Seit das System in Betrieb genommen wurde, läuft es erfolgreich und stabil. Nur wenige Regeln mussten zusätzlich eingeführt werden. Für das System spricht darüber hinaus, dass es praktisch alle Standorte als gelungene Koordinationsalternative angenommen haben. "Das jetzige RSPP-System ist ein Beispiel, wie durch Prozessumgestaltung, Innovation und Transparenz die Komplexität, die mit der Internationalisierung stetig wächst, beherrschbar wird", war seitens Boehringer Ingelheim zu hören. (bi)

*Gabi Visintin ist freie Journalistin in Filderstadt.

Angeklickt

Nutzen der PLM-Lösung

- Produktstart von Medikamenten und begleitende Prozeduren beschleunigt.

- Weniger Verzögerungen durch fehlende Unterlagen oder falsch adressierte Bearbeiter.

- Rasche Reaktion auf Marktanforderungen.

- Weltweit einheitliches System.

- Browser-Interface mit niedrigen Wartungskosten.

- Hohe Prozesstransparenz.

- Leicht erweiterbarer Prozess.

- Frühwarnsystem für Projektverantwortliche.

- Entlastung der Verantwortlichen von Koordinationsaufgaben.

Spezifika der PLM-Lösung

- Workflow-basierende R/3-Anwendung, die den Prozess sämtlicher Produktneuentwicklungen und Änderungen für Fertig- und Zwischenprodukte unterstützt. Verwaltet werden Stamm- und logistische Daten.

- Flexible Lösung auf Basis eines ausgeklügelten Regelwerks, das eine dynamische Generierung von Dialogmasken und Workflows (Standardnetzplänen) zulässt.

- Kontinuierliche Terminüberwachung.

- Workflow-basierendes Eskalations-Management.
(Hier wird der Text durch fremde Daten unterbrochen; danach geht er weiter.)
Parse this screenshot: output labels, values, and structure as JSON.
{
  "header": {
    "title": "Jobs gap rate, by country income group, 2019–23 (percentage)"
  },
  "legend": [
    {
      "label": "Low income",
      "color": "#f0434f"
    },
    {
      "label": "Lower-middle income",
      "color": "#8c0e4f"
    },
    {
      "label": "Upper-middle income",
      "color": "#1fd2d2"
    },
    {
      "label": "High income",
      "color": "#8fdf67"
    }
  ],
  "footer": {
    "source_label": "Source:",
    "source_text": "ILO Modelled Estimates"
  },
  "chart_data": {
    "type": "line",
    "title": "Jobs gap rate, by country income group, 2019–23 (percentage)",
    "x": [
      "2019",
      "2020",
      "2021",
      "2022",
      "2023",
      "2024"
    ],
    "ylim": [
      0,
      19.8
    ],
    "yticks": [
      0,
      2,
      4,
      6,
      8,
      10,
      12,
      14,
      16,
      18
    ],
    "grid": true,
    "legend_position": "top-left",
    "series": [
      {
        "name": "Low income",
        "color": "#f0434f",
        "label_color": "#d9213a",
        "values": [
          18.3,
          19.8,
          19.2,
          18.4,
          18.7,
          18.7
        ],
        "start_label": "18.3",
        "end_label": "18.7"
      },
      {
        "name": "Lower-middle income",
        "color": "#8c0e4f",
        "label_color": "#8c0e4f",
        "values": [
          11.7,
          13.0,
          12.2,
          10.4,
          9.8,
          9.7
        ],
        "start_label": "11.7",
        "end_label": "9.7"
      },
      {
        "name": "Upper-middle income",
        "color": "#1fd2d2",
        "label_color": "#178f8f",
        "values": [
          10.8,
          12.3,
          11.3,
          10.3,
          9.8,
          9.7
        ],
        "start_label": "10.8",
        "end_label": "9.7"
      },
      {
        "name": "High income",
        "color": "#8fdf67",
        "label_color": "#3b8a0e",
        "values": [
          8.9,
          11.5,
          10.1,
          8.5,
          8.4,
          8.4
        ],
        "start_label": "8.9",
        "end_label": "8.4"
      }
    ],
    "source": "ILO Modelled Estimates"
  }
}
- Einbindung der Standorte über Intranet und Citrix-Web-Zugang.

Das Unternehmen

Die Boehringer Ingelheim Pharma KG ist eines der 20 größten Pharmaunternehmen der Welt. Im Geschäftsjahr 2002 erarbeiteten fast 32 000 Mitarbeiter in 156 Tochtergesellschaften einen Umsatz von 7,6 Milliarden Euro. Das Pharmaunternehmen mit Sitz in Ingelheim erforscht, entwickelt, produziert und vertreibt Arzneimittel für die Bereiche Humanpharma und Tiergesundheit. In Deutschland sind insgesamt 8900 Mitarbeiter beschäftigt, die 2002 einen Umsatz von 797,4 Millionen Euro verwirklichten. 2002 wendete der Konzern für Forschung und Entwicklung 1,3 Milliarden Euro auf. Mit Erfolg: Bei den verschreibungspflichtigen, innovativen Produkten, die in den vergangenen zehn Jahren auf den Markt kamen, erreichte das Unternehmen im Jahr 2002 einen Anteil von 51 Prozent.